Veerkracht op lange termijn van de LTEE en zijn methoden
Het E. coli Long-Term Evolution Experiment (LTEE) bevindt zich nu in zijn vierde decennium. Voor een microbieel evolutie-experiment van welke duur dan ook, is het van cruciaal belang om een reproduceerbare omgeving te behouden, besmetting te voorkomen, monsters te archiveren en de geschiktheid nauwkeurig te meten. De LTEE demonstreert verschillende beproefde strategieën om deze doelstellingen te bereiken, waaronder het gebruik van goed geschudde kolven die een homogene omgeving creëren en een chemisch gedefinieerd groeimedium dat een lage celdichtheid ondersteunt.

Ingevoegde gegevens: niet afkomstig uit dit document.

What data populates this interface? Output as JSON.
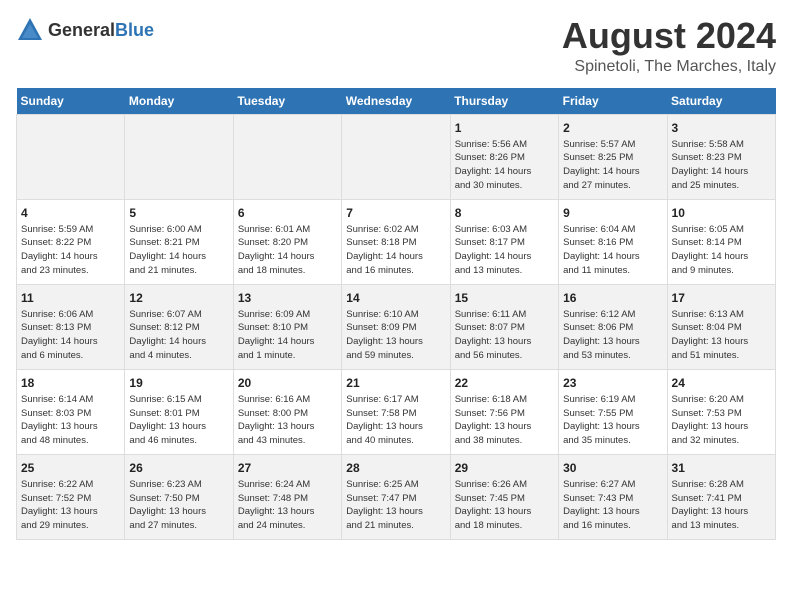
{
  "logo": {
    "general": "General",
    "blue": "Blue"
  },
  "header": {
    "title": "August 2024",
    "subtitle": "Spinetoli, The Marches, Italy"
  },
  "weekdays": [
    "Sunday",
    "Monday",
    "Tuesday",
    "Wednesday",
    "Thursday",
    "Friday",
    "Saturday"
  ],
  "weeks": [
    [
      {
        "day": "",
        "info": ""
      },
      {
        "day": "",
        "info": ""
      },
      {
        "day": "",
        "info": ""
      },
      {
        "day": "",
        "info": ""
      },
      {
        "day": "1",
        "info": "Sunrise: 5:56 AM\nSunset: 8:26 PM\nDaylight: 14 hours\nand 30 minutes."
      },
      {
        "day": "2",
        "info": "Sunrise: 5:57 AM\nSunset: 8:25 PM\nDaylight: 14 hours\nand 27 minutes."
      },
      {
        "day": "3",
        "info": "Sunrise: 5:58 AM\nSunset: 8:23 PM\nDaylight: 14 hours\nand 25 minutes."
      }
    ],
    [
      {
        "day": "4",
        "info": "Sunrise: 5:59 AM\nSunset: 8:22 PM\nDaylight: 14 hours\nand 23 minutes."
      },
      {
        "day": "5",
        "info": "Sunrise: 6:00 AM\nSunset: 8:21 PM\nDaylight: 14 hours\nand 21 minutes."
      },
      {
        "day": "6",
        "info": "Sunrise: 6:01 AM\nSunset: 8:20 PM\nDaylight: 14 hours\nand 18 minutes."
      },
      {
        "day": "7",
        "info": "Sunrise: 6:02 AM\nSunset: 8:18 PM\nDaylight: 14 hours\nand 16 minutes."
      },
      {
        "day": "8",
        "info": "Sunrise: 6:03 AM\nSunset: 8:17 PM\nDaylight: 14 hours\nand 13 minutes."
      },
      {
        "day": "9",
        "info": "Sunrise: 6:04 AM\nSunset: 8:16 PM\nDaylight: 14 hours\nand 11 minutes."
      },
      {
        "day": "10",
        "info": "Sunrise: 6:05 AM\nSunset: 8:14 PM\nDaylight: 14 hours\nand 9 minutes."
      }
    ],
    [
      {
        "day": "11",
        "info": "Sunrise: 6:06 AM\nSunset: 8:13 PM\nDaylight: 14 hours\nand 6 minutes."
      },
      {
        "day": "12",
        "info": "Sunrise: 6:07 AM\nSunset: 8:12 PM\nDaylight: 14 hours\nand 4 minutes."
      },
      {
        "day": "13",
        "info": "Sunrise: 6:09 AM\nSunset: 8:10 PM\nDaylight: 14 hours\nand 1 minute."
      },
      {
        "day": "14",
        "info": "Sunrise: 6:10 AM\nSunset: 8:09 PM\nDaylight: 13 hours\nand 59 minutes."
      },
      {
        "day": "15",
        "info": "Sunrise: 6:11 AM\nSunset: 8:07 PM\nDaylight: 13 hours\nand 56 minutes."
      },
      {
        "day": "16",
        "info": "Sunrise: 6:12 AM\nSunset: 8:06 PM\nDaylight: 13 hours\nand 53 minutes."
      },
      {
        "day": "17",
        "info": "Sunrise: 6:13 AM\nSunset: 8:04 PM\nDaylight: 13 hours\nand 51 minutes."
      }
    ],
    [
      {
        "day": "18",
        "info": "Sunrise: 6:14 AM\nSunset: 8:03 PM\nDaylight: 13 hours\nand 48 minutes."
      },
      {
        "day": "19",
        "info": "Sunrise: 6:15 AM\nSunset: 8:01 PM\nDaylight: 13 hours\nand 46 minutes."
      },
      {
        "day": "20",
        "info": "Sunrise: 6:16 AM\nSunset: 8:00 PM\nDaylight: 13 hours\nand 43 minutes."
      },
      {
        "day": "21",
        "info": "Sunrise: 6:17 AM\nSunset: 7:58 PM\nDaylight: 13 hours\nand 40 minutes."
      },
      {
        "day": "22",
        "info": "Sunrise: 6:18 AM\nSunset: 7:56 PM\nDaylight: 13 hours\nand 38 minutes."
      },
      {
        "day": "23",
        "info": "Sunrise: 6:19 AM\nSunset: 7:55 PM\nDaylight: 13 hours\nand 35 minutes."
      },
      {
        "day": "24",
        "info": "Sunrise: 6:20 AM\nSunset: 7:53 PM\nDaylight: 13 hours\nand 32 minutes."
      }
    ],
    [
      {
        "day": "25",
        "info": "Sunrise: 6:22 AM\nSunset: 7:52 PM\nDaylight: 13 hours\nand 29 minutes."
      },
      {
        "day": "26",
        "info": "Sunrise: 6:23 AM\nSunset: 7:50 PM\nDaylight: 13 hours\nand 27 minutes."
      },
      {
        "day": "27",
        "info": "Sunrise: 6:24 AM\nSunset: 7:48 PM\nDaylight: 13 hours\nand 24 minutes."
      },
      {
        "day": "28",
        "info": "Sunrise: 6:25 AM\nSunset: 7:47 PM\nDaylight: 13 hours\nand 21 minutes."
      },
      {
        "day": "29",
        "info": "Sunrise: 6:26 AM\nSunset: 7:45 PM\nDaylight: 13 hours\nand 18 minutes."
      },
      {
        "day": "30",
        "info": "Sunrise: 6:27 AM\nSunset: 7:43 PM\nDaylight: 13 hours\nand 16 minutes."
      },
      {
        "day": "31",
        "info": "Sunrise: 6:28 AM\nSunset: 7:41 PM\nDaylight: 13 hours\nand 13 minutes."
      }
    ]
  ]
}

Bovendien gebruikt de LTEE voorouderstammen die verschillen in een genetische marker die een fenotype (koloniekleur) geeft die zowel gemakkelijk kan worden gescreend als selectief neutraal is in de evolutieomgeving. Deze experimentele ontwerpfunctie biedt een middel om interne en externe verontreiniging te identificeren en vergemakkelijkt het meten van de geschiktheid. Niet alle procedures en waarborgen die sinds 1988 door de LTEE zijn gebruikt, zijn echter even robuust gebleken. Sommige methoden die betrouwbaar waren toen de LTEE begon, zijn minder effectief geworden naarmate de E. coli-populaties zijn geëvolueerd . Gelukkig kunnen deze problematische methoden nu worden uitgebreid of vervangen met behulp van technologieën die sinds het begin van het experiment zijn ontwikkeld.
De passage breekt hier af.